IFC invests 10 mln euro in online retailer Lamoda
MOSCOW. Jan 28 (Interfax) - Online retailer Lamoda has raised 10 million euro from the International Finance Corporation (IFC), the investment division of the World Bank, Lamoda said in a statement.
"Internet companies are speeding up modernization of the retail supply chain in developing countries, which is helping to promote consumer spending - a key component of economic growth. Their investments in logistics, information technology and marketing are rapidly generating employment, especially for women and young people," Atul Mehta, IFC's Director of Manufacturing, Agribusiness and Services, is quoted in the statement as saying.
Bigfoot GmbH, a company created by Rocket Internet, a European "incubator" for internet startups, and the current owner of Lamoda, requested the IFC financing.
A consortium of investors comprising Leonard Blavatnik's Access Industries, the U.S. firm Summit Partners, and Germany's Tengelmann Group invested $130 million in Lamoda in mid-2013. The investors received shares in Lamoda on a cash-for-equity basis, though the size of the shares package was not disclosed.
The internet retailer raised investment in 2012 from JP Morgan Asset Management, which also received a share of the company in return.
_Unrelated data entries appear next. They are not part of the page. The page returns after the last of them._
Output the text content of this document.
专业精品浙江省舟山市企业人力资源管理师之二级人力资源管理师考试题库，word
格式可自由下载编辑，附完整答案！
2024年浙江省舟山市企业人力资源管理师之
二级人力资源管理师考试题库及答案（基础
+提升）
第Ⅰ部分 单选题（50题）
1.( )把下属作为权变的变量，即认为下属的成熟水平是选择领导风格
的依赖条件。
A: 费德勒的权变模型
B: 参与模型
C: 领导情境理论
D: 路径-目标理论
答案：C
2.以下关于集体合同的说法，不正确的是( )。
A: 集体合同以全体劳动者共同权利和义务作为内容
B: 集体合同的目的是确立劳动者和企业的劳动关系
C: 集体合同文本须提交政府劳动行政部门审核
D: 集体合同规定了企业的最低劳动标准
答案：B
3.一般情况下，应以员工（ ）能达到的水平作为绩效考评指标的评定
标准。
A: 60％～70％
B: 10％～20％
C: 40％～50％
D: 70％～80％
Aside from Lamoda, IFC has also invested in another Bigfoot GmbH project - the Latin American online retailer Dafiti. This project received 15 million euro.
Lamoda's online store was launched in 2011 with the support of Rocket Internet and is managed by the project's four founders: Niels Tonsen, Dominik Picker, Burkhard Binder and Florian Jansen.
Lamoda specializes in the online sale of clothing, footwear, accessories, cosmetics, perfumes and home goods.